Small-business tips for surviving a high-interest environment

 In Economic Trends, Finance Highlight

The interest rate increases that began in March 2022 have proven surprisingly enduring, with many policy-makers and pundits now referring to a “higher for longer” rate environment. For younger generations, it’s unlike anything they’ve ever experienced before. For business people who lived through the rate hikes of the early 2000s, it’s still a shock. 

While business owners can’t control whether rates go up or down, there are things they can do to protect the business from the negative impact of high rates. In this blog post, AR Funding CEO Brian Holden shares his best tips. 

Control costs

Every dollar the business can save is a dollar it can put toward its debt, and when the cost of borrowing is so punishing, it’s worth seeing whether there are any areas where you can trim excess spending. Staying away from credit card debt tops the list, but there may be other ways to claw back more cash.

Holden suggests taking advantage of early-payment discounts when they are more favorable than the interest you would earn by holding on to it. For businesses that maintain an inventory, he recommends fine-tuning the timing to minimize overstock and reduce the amount of time inventory spends on the shelf.  

Know your customers

Getting to know your customers through sound credit management practices is something Holden recommends in any market, whether it’s a high-interest or low-interest environment.

“The sale is not complete until you get paid, so you need to do everything you can to make sure that happens,” he explained. “In this market, we’re going to see more bankruptcies as companies struggle to remain profitable at a time when the cost of doing business is higher than it’s ever been.” 

For specific tips on how to evaluate the credit-worthiness of your customers and avoid the risk of nonpayment, read this article on credit management.

Prioritize collections

With the cost of borrowing going up, businesses are holding onto their cash as long as possible, which means extending payment terms wherever possible.  

“Larger companies seem to be managing their interest costs, which have often doubled, by doubling the length of time it takes them to pay their vendors,” said Holden. “We have seen payment terms go from net 45 to net 90 in the past year, along with more 120-day terms, and even 150 days.” 

Unfortunately, there’s not much small businesses can do to change payment terms without risking the loss of a customer.
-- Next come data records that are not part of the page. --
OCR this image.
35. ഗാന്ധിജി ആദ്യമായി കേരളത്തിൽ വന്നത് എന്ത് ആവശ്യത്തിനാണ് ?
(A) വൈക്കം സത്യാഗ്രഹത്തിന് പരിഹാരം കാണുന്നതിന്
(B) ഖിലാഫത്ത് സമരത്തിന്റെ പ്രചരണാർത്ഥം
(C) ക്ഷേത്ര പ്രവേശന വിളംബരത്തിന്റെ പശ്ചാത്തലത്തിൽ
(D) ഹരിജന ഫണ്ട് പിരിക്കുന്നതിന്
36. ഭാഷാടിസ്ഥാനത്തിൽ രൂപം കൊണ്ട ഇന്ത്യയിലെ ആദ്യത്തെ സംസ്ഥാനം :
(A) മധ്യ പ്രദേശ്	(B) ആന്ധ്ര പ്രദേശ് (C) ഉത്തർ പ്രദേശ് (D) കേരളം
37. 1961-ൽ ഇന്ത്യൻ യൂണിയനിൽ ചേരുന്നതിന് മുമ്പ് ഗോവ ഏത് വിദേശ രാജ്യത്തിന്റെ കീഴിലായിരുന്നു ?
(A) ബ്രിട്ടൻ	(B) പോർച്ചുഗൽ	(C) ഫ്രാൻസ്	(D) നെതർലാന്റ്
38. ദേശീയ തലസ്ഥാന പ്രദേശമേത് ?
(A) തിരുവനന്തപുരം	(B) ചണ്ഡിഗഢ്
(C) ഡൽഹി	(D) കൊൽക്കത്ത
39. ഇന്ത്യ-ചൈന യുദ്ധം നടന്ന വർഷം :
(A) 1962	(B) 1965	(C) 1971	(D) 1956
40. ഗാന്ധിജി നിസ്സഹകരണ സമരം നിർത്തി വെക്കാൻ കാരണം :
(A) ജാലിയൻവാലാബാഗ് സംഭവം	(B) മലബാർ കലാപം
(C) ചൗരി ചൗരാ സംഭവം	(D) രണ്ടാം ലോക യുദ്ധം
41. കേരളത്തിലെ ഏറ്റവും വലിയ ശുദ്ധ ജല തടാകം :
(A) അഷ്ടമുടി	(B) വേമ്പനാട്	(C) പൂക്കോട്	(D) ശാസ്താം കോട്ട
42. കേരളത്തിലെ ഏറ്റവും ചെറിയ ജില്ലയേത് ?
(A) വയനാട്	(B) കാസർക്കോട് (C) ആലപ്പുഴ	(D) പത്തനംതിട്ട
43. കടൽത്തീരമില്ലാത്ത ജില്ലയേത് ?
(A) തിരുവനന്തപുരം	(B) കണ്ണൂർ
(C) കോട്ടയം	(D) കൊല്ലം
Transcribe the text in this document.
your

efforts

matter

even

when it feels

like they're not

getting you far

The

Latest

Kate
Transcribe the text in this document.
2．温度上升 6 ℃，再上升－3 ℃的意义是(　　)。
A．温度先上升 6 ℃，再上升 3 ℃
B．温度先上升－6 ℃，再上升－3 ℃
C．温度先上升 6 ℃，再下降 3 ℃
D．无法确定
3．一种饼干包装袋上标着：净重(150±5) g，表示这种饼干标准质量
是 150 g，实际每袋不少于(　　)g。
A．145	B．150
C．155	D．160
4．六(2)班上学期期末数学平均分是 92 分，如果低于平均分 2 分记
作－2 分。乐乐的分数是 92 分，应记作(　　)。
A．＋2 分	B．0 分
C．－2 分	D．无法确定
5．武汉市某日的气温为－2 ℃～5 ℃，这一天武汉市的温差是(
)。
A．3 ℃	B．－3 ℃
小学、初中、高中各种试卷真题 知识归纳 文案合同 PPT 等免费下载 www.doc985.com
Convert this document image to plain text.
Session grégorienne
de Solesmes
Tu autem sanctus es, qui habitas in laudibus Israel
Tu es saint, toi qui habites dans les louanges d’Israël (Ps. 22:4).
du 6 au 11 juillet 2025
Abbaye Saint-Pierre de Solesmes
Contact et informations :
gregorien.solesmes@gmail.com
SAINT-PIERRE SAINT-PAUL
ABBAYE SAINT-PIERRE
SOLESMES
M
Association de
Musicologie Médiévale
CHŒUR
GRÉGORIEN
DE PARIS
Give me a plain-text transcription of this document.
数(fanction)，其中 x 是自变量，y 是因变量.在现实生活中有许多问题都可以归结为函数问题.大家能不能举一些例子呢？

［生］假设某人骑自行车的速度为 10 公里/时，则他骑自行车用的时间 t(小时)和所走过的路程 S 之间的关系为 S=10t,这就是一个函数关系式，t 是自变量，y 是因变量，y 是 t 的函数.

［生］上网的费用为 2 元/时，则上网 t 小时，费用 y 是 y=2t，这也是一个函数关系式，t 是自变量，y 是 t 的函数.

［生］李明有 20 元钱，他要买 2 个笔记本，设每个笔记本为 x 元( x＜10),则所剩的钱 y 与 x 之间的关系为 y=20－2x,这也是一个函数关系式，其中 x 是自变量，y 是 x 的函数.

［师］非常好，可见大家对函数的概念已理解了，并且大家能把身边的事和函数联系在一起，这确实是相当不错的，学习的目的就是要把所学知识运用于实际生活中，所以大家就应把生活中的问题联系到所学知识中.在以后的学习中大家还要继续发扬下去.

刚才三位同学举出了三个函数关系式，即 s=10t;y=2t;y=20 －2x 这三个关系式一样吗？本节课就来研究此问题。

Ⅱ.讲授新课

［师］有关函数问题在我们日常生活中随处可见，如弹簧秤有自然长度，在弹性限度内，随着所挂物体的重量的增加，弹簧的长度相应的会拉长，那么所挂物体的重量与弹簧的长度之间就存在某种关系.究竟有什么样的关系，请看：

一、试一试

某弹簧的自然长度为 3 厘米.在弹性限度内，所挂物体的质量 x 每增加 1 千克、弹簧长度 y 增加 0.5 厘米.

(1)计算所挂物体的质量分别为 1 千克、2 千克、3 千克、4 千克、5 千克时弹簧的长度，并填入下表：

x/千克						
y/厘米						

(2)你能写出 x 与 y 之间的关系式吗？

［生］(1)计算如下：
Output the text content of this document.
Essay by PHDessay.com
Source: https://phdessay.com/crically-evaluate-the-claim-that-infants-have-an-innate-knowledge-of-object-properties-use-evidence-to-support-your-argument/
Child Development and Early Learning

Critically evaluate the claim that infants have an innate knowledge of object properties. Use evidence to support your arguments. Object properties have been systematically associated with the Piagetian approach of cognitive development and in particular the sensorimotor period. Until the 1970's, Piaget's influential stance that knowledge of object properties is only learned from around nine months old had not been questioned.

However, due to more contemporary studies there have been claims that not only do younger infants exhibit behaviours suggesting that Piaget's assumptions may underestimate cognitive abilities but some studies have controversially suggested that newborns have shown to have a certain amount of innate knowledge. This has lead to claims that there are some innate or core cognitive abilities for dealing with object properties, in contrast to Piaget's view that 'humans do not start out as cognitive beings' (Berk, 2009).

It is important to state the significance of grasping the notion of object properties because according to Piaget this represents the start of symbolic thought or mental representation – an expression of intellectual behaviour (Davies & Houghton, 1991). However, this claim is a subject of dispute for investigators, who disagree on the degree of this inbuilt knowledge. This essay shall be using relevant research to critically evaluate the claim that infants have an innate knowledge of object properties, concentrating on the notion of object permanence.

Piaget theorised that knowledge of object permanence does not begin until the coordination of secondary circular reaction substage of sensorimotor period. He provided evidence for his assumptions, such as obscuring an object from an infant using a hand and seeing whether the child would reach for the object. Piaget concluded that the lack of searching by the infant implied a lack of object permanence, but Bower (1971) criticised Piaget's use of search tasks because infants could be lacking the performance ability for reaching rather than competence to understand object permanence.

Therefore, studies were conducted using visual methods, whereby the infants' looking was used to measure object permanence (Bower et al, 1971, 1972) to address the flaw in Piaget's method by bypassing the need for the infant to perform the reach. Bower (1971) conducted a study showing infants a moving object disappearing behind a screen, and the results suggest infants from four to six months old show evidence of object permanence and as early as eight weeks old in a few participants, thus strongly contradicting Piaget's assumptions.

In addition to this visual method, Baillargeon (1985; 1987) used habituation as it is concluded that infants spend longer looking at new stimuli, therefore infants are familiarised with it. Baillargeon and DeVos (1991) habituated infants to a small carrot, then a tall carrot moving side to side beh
However, you can prevent delays by staying on top of collections and paying attention to the paperwork. 

“Make sure your invoice backs up the receivable so customers don’t have a loophole to slip through,” Holden said. “All it takes is for the bill of lading to be missing, and it gives the customer a reason to delay payment beyond the agreed-to terms.” 

Read this article for more tips on reducing payment delays.

Know your bank

Small and mid-sized companies aren’t the only ones getting squeezed by this high-interest environment. The situation is impacting small and mid-sized banks as well. 

Specifically, the collapse of the commercial real estate market is starting to put pressure on banks that have significant exposure to this business segment. 

While FDIC insurance helps to protect business deposits, Holden warns that new limits on the protected amounts were recently imposed, so it’s worth checking those limits and understanding how they could affect you. 

He also recommends doing more due diligence on the banks that hold your assets. 

“Businesses should make efforts to know their bank, just like bankers make efforts to know their customers,” Holden said. “Follow the news in the media. Keep an ear out, and if you hear anything, act on it.”

For more tips on protecting your deposits, read How to protect your business during a banking crisis.

Adjust your contracts

This tip may not help you in the immediate future, but over the longer term, it’s worth adjusting your standard contracts to allow the inherent cost of interest to be passed on to the customer in cases where payment is late. Given the duration of the current high-interest situation, this could end up saving your business a fair amount of money.

“Business owners can’t control the economy,” Holden said. “But they can take steps to insulate themselves. It starts with paying more attention to your cash flow and the financial health of the people you do business with, including customers, vendors, and banks.”